If you are planning to appoint a new director to work in your business who will also acquire shares in your company then, as well as drawing up a service level agreement to govern their employment, you will also need to consider whether you need to make any changes to your current shareholder agreement.
As Dr Saverio Salandra, commercial lawyer explains:
‘Among the many things you will need to think about is how much power the new director-member will be able to wield, whether steps need to be taken to prevent the power held by existing members from being diluted, how you can ensure that you have the right to buy back the shares you have issued if the new director-member leaves, and the safeguards you can put in place to prevent them thwarting a future company sale.’
We have a team of company lawyers who can advise you on the steps needed to ensure that the appointment of a new director-member goes smoothly, and that processes and procedures are put in place to deal effectively with their future exit and any possible disputes that may arise about the nature and extent of their role, rights and responsibilities.
We can do this by undertaking a review of your current shareholder agreement and any other relevant documentation, including your company’s articles of association. These should mirror your shareholder agreement to avoid the risk of the two documents containing conflicting provisions which could provide fertile ground for a dispute.
Where you do not currently have a shareholder agreement in place, we can help you to draft one that meets all members’ requirements and protects the company’s interests.
Points to consider when appointing a new director-member
Where you have an existing shareholder agreement, it is important to remember that you can only make changes to this if all current members agree. It is therefore important to start thinking about any amendments or additions that you might like to make well in advance of a new director-member being appointed.

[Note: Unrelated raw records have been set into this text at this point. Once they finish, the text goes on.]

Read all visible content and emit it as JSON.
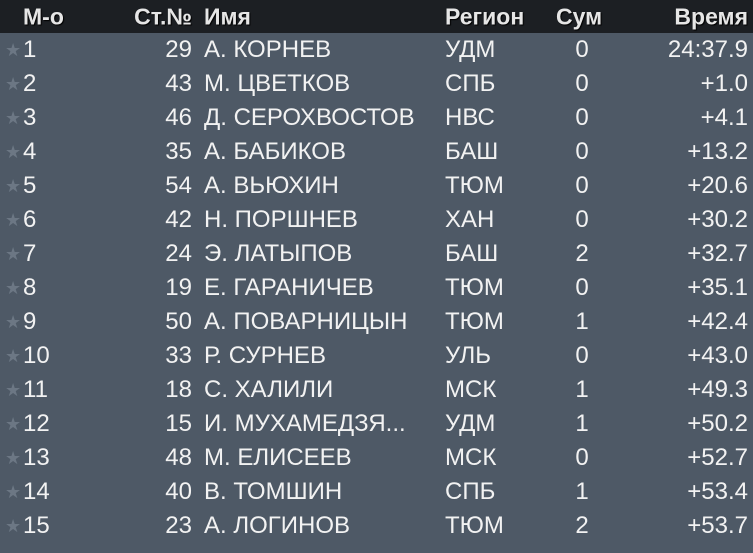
{
  "header": {
    "pos": "М-о",
    "bib": "Ст.№",
    "name": "Имя",
    "region": "Регион",
    "sum": "Сум",
    "time": "Время"
  },
  "colors": {
    "header_bg": "#1c1f23",
    "body_bg": "#4e5966",
    "star": "#6c7784"
  },
  "row_icon": "star-icon",
  "rows": [
    {
      "pos": "1",
      "bib": "29",
      "name": "А. КОРНЕВ",
      "region": "УДМ",
      "sum": "0",
      "time": "24:37.9"
    },
    {
      "pos": "2",
      "bib": "43",
      "name": "М. ЦВЕТКОВ",
      "region": "СПБ",
      "sum": "0",
      "time": "+1.0"
    },
    {
      "pos": "3",
      "bib": "46",
      "name": "Д. СЕРОХВОСТОВ",
      "region": "НВС",
      "sum": "0",
      "time": "+4.1"
    },
    {
      "pos": "4",
      "bib": "35",
      "name": "А. БАБИКОВ",
      "region": "БАШ",
      "sum": "0",
      "time": "+13.2"
    },
    {
      "pos": "5",
      "bib": "54",
      "name": "А. ВЬЮХИН",
      "region": "ТЮМ",
      "sum": "0",
      "time": "+20.6"
    },
    {
      "pos": "6",
      "bib": "42",
      "name": "Н. ПОРШНЕВ",
      "region": "ХАН",
      "sum": "0",
      "time": "+30.2"
    },
    {
      "pos": "7",
      "bib": "24",
      "name": "Э. ЛАТЫПОВ",
      "region": "БАШ",
      "sum": "2",
      "time": "+32.7"
    },
    {
      "pos": "8",
      "bib": "19",
      "name": "Е. ГАРАНИЧЕВ",
      "region": "ТЮМ",
      "sum": "0",
      "time": "+35.1"
    },
    {
      "pos": "9",
      "bib": "50",
      "name": "А. ПОВАРНИЦЫН",
      "region": "ТЮМ",
      "sum": "1",
      "time": "+42.4"
    },
    {
      "pos": "10",
      "bib": "33",
      "name": "Р. СУРНЕВ",
      "region": "УЛЬ",
      "sum": "0",
      "time": "+43.0"
    },
    {
      "pos": "11",
      "bib": "18",
      "name": "С. ХАЛИЛИ",
      "region": "МСК",
      "sum": "1",
      "time": "+49.3"
    },
    {
      "pos": "12",
      "bib": "15",
      "name": "И. МУХАМЕДЗЯ...",
      "region": "УДМ",
      "sum": "1",
      "time": "+50.2"
    },
    {
      "pos": "13",
      "bib": "48",
      "name": "М. ЕЛИСЕЕВ",
      "region": "МСК",
      "sum": "0",
      "time": "+52.7"
    },
    {
      "pos": "14",
      "bib": "40",
      "name": "В. ТОМШИН",
      "region": "СПБ",
      "sum": "1",
      "time": "+53.4"
    },
    {
      "pos": "15",
      "bib": "23",
      "name": "А. ЛОГИНОВ",
      "region": "ТЮМ",
      "sum": "2",
      "time": "+53.7"
    }
  ]
}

Topics for discussion between existing members include:
- what role and responsibilities the new director-member will have;
- any limits that will be imposed on their powers;
- any in-post or post-termination restrictions that will apply, i.e. to prevent them misusing confidential information or from setting up on their own account in competition with you, both while ‘in role’ and for a defined period afterwards;
- how many shares it is proposed that they will receive;
- whether the shares on offer must be bought, or if they will form part of an employment benefits package;
- the nature of the new director-member’s voting rights and any safeguards needed to prevent dilution of other members’ voting strength;
- whether the new director-member will be obliged to sell their shares back to the company or to other members if they quit as a director, or if they are fired – which is a particularly important consideration in the context of a family-run business where there is a defined succession plan in place;
- whether a ban should be imposed on the new director-member selling their shares to a third party, including known competitors;
- how the new director-member’s shares will be valued at the point of sale, and if the approach taken to valuation will depend on whether their exit from the business is on good or bad terms;
- whether a drag-along provision is appropriate, so that the new director-member can be forced to sell their shares if the existing members choose to sell the company;
- what will happen to the new director-member’s shareholding if they die; and
- what will happen should the director-member be declared bankrupt.
If you carry out a review of your existing shareholder agreement and decide that it adequately covers all of the above points, plus anything else that you are concerned about, then that is fine. However, it is important to remember that for the agreement to be binding on the new director-member, they will have to consent to be bound by its terms and the usual way to evidence this is for them to sign a deed of adherence prepared by a lawyer.
Service level agreement
To ensure that all of your contractual documentation is aligned, we would strongly recommend that at the same time as updating or revising your shareholder agreement (and articles of association where required), you also make arrangements for the drafting of a comprehensive service level agreement.
This is particularly important where your new director-member will assume a key role within your business. They will have access to confidential and commercially sensitive information that it is in your interests to protect and preserve.
By having a professionally drawn up service level agreement in place, you can ensure that your new director understands what is expected of them in their role as a senior company employee and the consequences that will flow if:
- their performance is not up to scratch;
- they do not comply with their duties under the Companies Act 2006 or any other regulatory or common law requirements;
- they fail to put the company’s interests first;
- they breach a fundamental term of their appointment; or
- they are formally removed from their directorship position.